Novartis Breaks Through with Radioligand Therapy for Prostate Cancer

Oliver Sartor

Dr. Oliver Sartor, Medical Director, Tulane Cancer Center and trial co-principal investigator/Photo courtesy of Tulane University

Novartis has a lot to be excited about going into this year’s American Society of Clinical Oncology (ASCO) meeting, and the highlight is the company’s targeted radioligand therapy (RLT) platform, 177Lu-PSMA-617, which has demonstrated considerable promise in PSMA-positive metastatic castration-resistant prostate cancer.

Today, the Swiss pharma titan announced the results of its Phase III VISION study where 177Lu-PSMA-617 plus best standard of care (SOC) met both of its primary endpoints, significantly reducing the risk of death by 38% and reducing the risk of radiographic disease progression or death by 60%. The therapy led to a median improvement in overall survival of four months. Novartis will present the findings at ASCO on June 6.

“I think this is the most significant advance that I've been a part of in my 31-year career. This therapy is effective both in prolonging survival and retaining health-related quality of life for patients that are extremely difficult to treat, those individuals who have failed multiple other therapies and really have few other options,” Dr. Oliver Sartor, Medical Director and C. E. and Bernadine Laborde Professor of Cancer Research at Tulane University Cancer Center told BioSpace.

Sartor was the trial's co-principal investigator along with Dr. Bernd J. Krause of the University of Rostock in Germany.

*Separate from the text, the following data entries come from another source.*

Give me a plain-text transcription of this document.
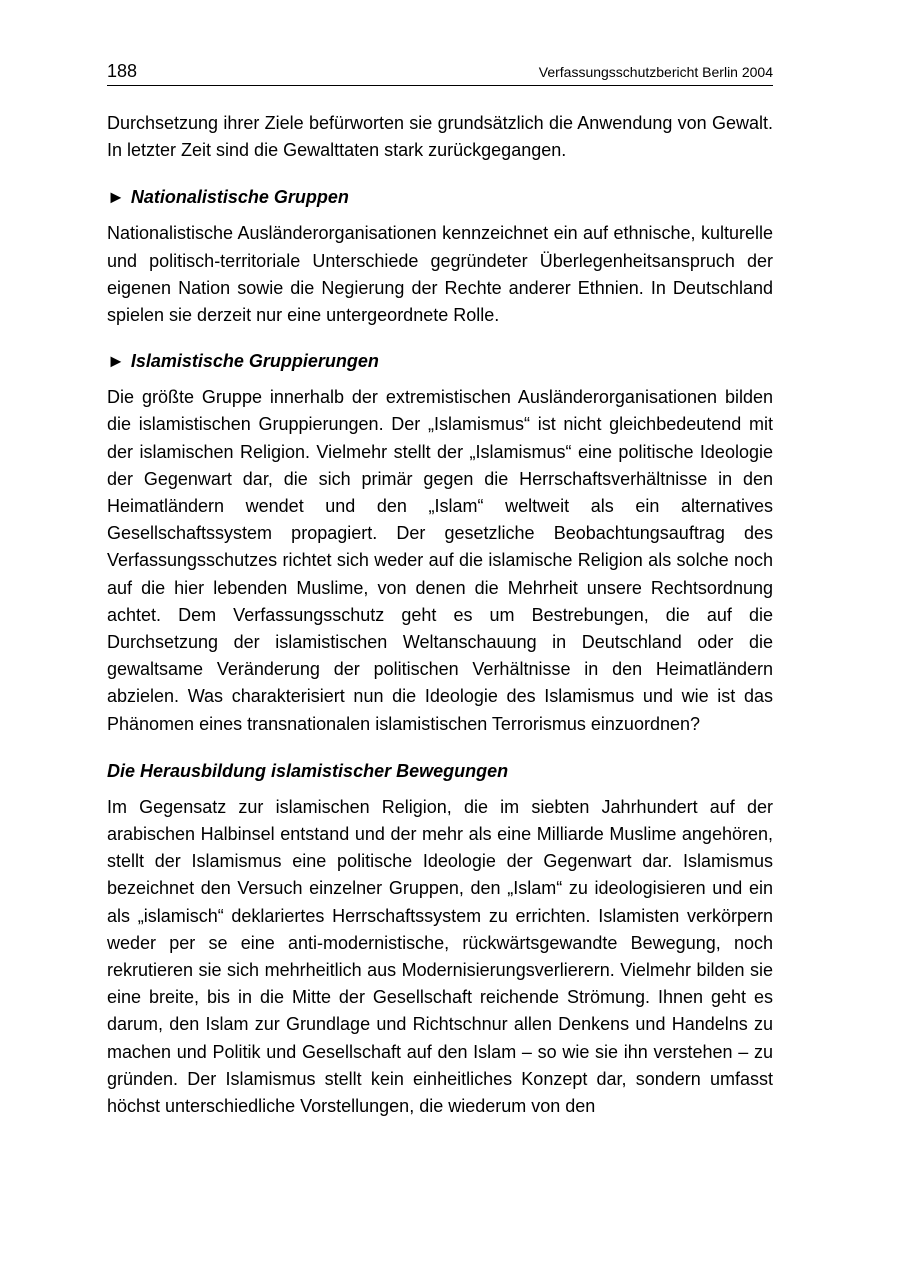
188	Verfassungsschutzbericht Berlin 2004

Durchsetzung ihrer Ziele befürworten sie grundsätzlich die Anwendung von Gewalt. In letzter Zeit sind die Gewalttaten stark zurückgegangen.

► Nationalistische Gruppen

Nationalistische Ausländerorganisationen kennzeichnet ein auf ethnische, kulturelle und politisch-territoriale Unterschiede gegründeter Überlegenheitsanspruch der eigenen Nation sowie die Negierung der Rechte anderer Ethnien. In Deutschland spielen sie derzeit nur eine untergeordnete Rolle.

► Islamistische Gruppierungen

Die größte Gruppe innerhalb der extremistischen Ausländerorganisationen bilden die islamistischen Gruppierungen. Der „Islamismus“ ist nicht gleichbedeutend mit der islamischen Religion. Vielmehr stellt der „Islamismus“ eine politische Ideologie der Gegenwart dar, die sich primär gegen die Herrschaftsverhältnisse in den Heimatländern wendet und den „Islam“ weltweit als ein alternatives Gesellschaftssystem propagiert. Der gesetzliche Beobachtungsauftrag des Verfassungsschutzes richtet sich weder auf die islamische Religion als solche noch auf die hier lebenden Muslime, von denen die Mehrheit unsere Rechtsordnung achtet. Dem Verfassungsschutz geht es um Bestrebungen, die auf die Durchsetzung der islamistischen Weltanschauung in Deutschland oder die gewaltsame Veränderung der politischen Verhältnisse in den Heimatländern abzielen. Was charakterisiert nun die Ideologie des Islamismus und wie ist das Phänomen eines transnationalen islamistischen Terrorismus einzuordnen?

Die Herausbildung islamistischer Bewegungen

Im Gegensatz zur islamischen Religion, die im siebten Jahrhundert auf der arabischen Halbinsel entstand und der mehr als eine Milliarde Muslime angehören, stellt der Islamismus eine politische Ideologie der Gegenwart dar. Islamismus bezeichnet den Versuch einzelner Gruppen, den „Islam“ zu ideologisieren und ein als „islamisch“ deklariertes Herrschaftssystem zu errichten. Islamisten verkörpern weder per se eine anti-modernistische, rückwärtsgewandte Bewegung, noch rekrutieren sie sich mehrheitlich aus Modernisierungsverlierern. Vielmehr bilden sie eine breite, bis in die Mitte der Gesellschaft reichende Strömung. Ihnen geht es darum, den Islam zur Grundlage und Richtschnur allen Denkens und Handelns zu machen und Politik und Gesellschaft auf den Islam – so wie sie ihn verstehen – zu gründen. Der Islamismus stellt kein einheitliches Konzept dar, sondern umfasst höchst unterschiedliche Vorstellungen, die wiederum von den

Prostate cancer is the second most common cancer diagnosed in men. This particular manifestation, which occurs when patients stop responding to testosterone-reducing and androgen deprivation therapy, is particularly lethal as it allows the cancer to spread to other regions of the body. The average 5-year survival rate is just 30%, with only 3 in 10 patients being alive at the end of five years.   

The VISION study was comprised of 831 patients who were randomized 2:1 to receive either 177Lu-PSMA-617 plus standard of care, or SOC alone, and received up to six cycles of eligible therapy.

To be eligible for the trial, patients must have exhausted at least one treatment of androgen or hormone deprivation therapy, along with at least one taxane based chemotherapy regimen. They were also required to be PSMA positive as detected by PET CT imaging with Gallium 68-labeled PSMA-11.

The 177Lu-PSMA-617 platform combines a targeting compound, or ligand, with a therapeutic radioisotope, which is a radioactive particle.

At a media briefing on Tuesday, Novartis Oncology president Susanne Schaffert credited the approach with being “precision medicine at its best.” 

“What is unique about the radioligand therapy is the ability to target the tumor and deliver radiation directly to the cancer cells in a very precise way with a minimal effect on healthy cells, which allows for greater efficacy and a very, very safe profile,” Schaffert said. “It’s almost like a guided missile in your cancer cells.” 

The therapy targets the PSMA receptor, which is found in approximately 80% of all prostate cancer cells.

“If you think about this PSMA ligand, or peptide as a GPS, it allows us to actually deliver this high dose radioactive lutetium directly to a cancer cell. We basically are delivering it to a precise address, based on the PSMA expression on the prostate cancer cells,” added Jeff Legos, SVP and Global Head of Oncology Development at Novartis, on the call.

The ligand then binds with the receptor, is internalized, and the high dose radioactive lutetium disrupts the target’s ability to replicate, thereby triggering the death of the cancer cells. 

Besides delivering a powerful payload of radiation directly to the diseased cells and avoiding off-target toxicity, the therapy allows for patient quality of life during treatment.

“This molecule is actually very well-tolerated. In terms of impacting the way that patients feel during the side effects of therapy, they're really quite minimal, and that's so key in these patients, many of whom are relatively frail,” Sartor said. “These are men, perhaps in the autumn of life in general, typically men in their 70s and often 80s, and they really do prioritize the time that they have remaining. This allows them to have more quality of time.”

The platform’s comprehensive patient coverage makes it a standout in the precision medicine space.

Sartor stated that based on a PSMA-positive PET scan, patients were eligible for inclusion in the trial 87% of the time.

“This is unlike some of the other precision therapies that have been recently introduced where only a significant minority of the patients could benefit,” he said.

In what Sartor refers to as molecularly-targeted radiation, the platform also enables a new level of visualization for physicians.

“One of the cool things about 177Lu-PSMA-617 is that it has a gamma emission in addition to the beta. First of all, you can visualize uptake of PSMA with molecules. In addition, you have a gamma that comes off, so you can scan these patients and see exactly where the radiation is delivered. It actually is a nice way to manage patients,” he said.

Novartis stated that regulatory submissions to both U.S. and EU health authorities are on track for the second half of 2021. The company also hopes to use the therapy to halt metastatic prostate cancer earlier and expects to initiate two pivotal studies in earlier lines of treatment by the end of 1H 2021.